Hier doet de descriptieve ethiek dus een beroep op de normatieve.
(beschrijving obv waarden)
ii. Kant: Normatieve ethiek beroep op beschrijving : naleven van beloften
(descriptief) om intuïtief morele betekenis hiervan te onderbouwen
(normatief).
3. Bespreek drie kenmerken van het morele oordeel.
a. Morele oordelen zijn betrokken op de handeling als object
i. Morele oordelen hebben prioritair betrekking op handelingen van
personen. Een persoon wordt in de meeste gevallen moreel ter
verantwoording geroepen voor zijn handelingen, ook al komen deze
handelingen uit gewoonte, onwetendheid of onder sociale druk.

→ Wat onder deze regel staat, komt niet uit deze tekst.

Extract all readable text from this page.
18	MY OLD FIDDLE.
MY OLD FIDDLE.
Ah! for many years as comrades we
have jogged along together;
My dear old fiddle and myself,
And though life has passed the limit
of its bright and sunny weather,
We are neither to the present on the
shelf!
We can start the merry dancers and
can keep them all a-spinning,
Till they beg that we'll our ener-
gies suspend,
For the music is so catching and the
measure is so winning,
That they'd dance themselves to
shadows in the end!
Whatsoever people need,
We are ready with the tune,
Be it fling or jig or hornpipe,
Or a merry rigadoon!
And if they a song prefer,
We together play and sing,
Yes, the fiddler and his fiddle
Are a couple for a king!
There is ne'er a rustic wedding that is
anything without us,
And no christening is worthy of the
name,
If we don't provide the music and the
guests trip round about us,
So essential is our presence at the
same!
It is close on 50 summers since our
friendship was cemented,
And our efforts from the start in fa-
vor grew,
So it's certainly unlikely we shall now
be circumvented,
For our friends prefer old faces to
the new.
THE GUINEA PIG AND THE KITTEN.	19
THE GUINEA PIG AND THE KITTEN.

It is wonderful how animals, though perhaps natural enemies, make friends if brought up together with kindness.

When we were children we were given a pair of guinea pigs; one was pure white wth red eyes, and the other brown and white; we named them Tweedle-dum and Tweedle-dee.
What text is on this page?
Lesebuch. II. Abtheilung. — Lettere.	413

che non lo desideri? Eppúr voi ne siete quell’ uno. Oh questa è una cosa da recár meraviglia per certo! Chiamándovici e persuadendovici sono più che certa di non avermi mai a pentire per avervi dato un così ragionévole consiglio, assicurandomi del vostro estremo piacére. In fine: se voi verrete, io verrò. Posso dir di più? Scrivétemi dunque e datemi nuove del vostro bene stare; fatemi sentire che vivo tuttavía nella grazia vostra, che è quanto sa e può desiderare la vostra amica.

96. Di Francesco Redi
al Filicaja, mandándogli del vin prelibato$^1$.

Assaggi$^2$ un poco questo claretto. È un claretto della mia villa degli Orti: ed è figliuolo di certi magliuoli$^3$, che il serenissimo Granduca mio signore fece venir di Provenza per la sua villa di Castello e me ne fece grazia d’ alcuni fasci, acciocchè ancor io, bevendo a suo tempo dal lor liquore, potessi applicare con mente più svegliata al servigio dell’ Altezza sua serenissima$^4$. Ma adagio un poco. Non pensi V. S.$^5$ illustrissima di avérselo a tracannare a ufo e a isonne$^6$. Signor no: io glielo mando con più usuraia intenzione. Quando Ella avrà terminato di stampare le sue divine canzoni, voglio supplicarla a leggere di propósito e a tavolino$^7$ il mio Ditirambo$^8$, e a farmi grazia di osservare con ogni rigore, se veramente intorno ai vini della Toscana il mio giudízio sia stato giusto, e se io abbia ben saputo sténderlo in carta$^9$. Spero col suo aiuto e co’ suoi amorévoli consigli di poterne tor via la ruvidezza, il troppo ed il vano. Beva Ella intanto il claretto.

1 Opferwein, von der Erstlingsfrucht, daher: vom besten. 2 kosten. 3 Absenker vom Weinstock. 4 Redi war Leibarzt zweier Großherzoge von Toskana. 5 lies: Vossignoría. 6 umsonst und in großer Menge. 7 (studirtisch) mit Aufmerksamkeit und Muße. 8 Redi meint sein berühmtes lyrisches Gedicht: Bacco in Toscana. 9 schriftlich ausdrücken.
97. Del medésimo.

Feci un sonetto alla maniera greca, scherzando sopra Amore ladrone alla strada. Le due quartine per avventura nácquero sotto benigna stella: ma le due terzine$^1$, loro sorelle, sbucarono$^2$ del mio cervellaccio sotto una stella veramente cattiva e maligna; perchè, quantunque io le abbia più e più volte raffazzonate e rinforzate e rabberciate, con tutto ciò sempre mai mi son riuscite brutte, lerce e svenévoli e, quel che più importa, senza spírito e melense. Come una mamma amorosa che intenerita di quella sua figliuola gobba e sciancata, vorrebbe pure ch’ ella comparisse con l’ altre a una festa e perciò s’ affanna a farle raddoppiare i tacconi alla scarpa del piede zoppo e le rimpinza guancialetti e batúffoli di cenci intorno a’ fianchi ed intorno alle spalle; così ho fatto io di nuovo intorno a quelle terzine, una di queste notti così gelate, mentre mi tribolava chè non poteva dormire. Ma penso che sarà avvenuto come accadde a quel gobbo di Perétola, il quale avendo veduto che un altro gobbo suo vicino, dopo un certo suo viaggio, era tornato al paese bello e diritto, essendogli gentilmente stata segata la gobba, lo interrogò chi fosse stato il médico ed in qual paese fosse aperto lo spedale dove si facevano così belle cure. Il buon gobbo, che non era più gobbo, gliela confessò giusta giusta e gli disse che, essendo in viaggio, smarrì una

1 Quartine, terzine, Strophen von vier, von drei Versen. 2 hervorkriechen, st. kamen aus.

Bepaalde sociale omstandigheden (zoals oorlog) of natuurlijke
gebeurtenissen (natuurramp) zorgen ervoor dat de persoon zijn
verantwoordelijkheid gedeeltelijk verliest. Een probleem hierbij is welke
verantwoordelijkheid een organisatie voor haar handelingen draagt. De
organisatie is geen subject dat zelf nadenkt, en heeft geen moreel
gevoel. Er wordt dan best naar de vertegenwoordigers van de
organisatie gekeken, maar die verantwoordelijkheid is enkel beperkt tot
de bevoegdheid waarover die persoon beschikt.
Examenvragen Ethiek 2
, b. Morele oordelen zijn categorisch
i. De morele oordelen staan los van onze behoeften. Als je bijvoorbeeld
honger hebt, en geld het middel is om het doel van eten te bereiken, is
dit géén moreel oordeel. Het is gewoon een middel-doel relatie, en heeft
geen betrekking tot de moraal. Dit zijn instrumentele of strategische
oordelen, die gemotiveerd worden door eigenbelang, behoeften en
wensen van de persoon. Maar bijvoorbeeld respect tonen naar andere
mensen wordt wel als moraal goed gezien, en is dus ook categorisch.
c. Morele oordelen zijn algemeen geldig
i. Morele oordelen drukken meer uit dan subjectieve meningen, ze doen
een beroep op redelijke beginselen die door zowel de gemeenschap als
alle leden ervan aanvaard worden. De oordelen zelf moeten echter een
voorwerp van discussie kunnen zijn. Individuen hebben het recht om
morele oordelen te nuanceren, bekritiseren of verwerpen. De persoon is
dus belangrijk bij het autoriseren van morele oordelen. De beginselen
waarop hij zich beroept zijn echter voor alle leden van een
gemeenschap aanvaard. Het algemeen geldige karakter van morele
beginselen wordt door de hele gemeenschap geautoriseerd.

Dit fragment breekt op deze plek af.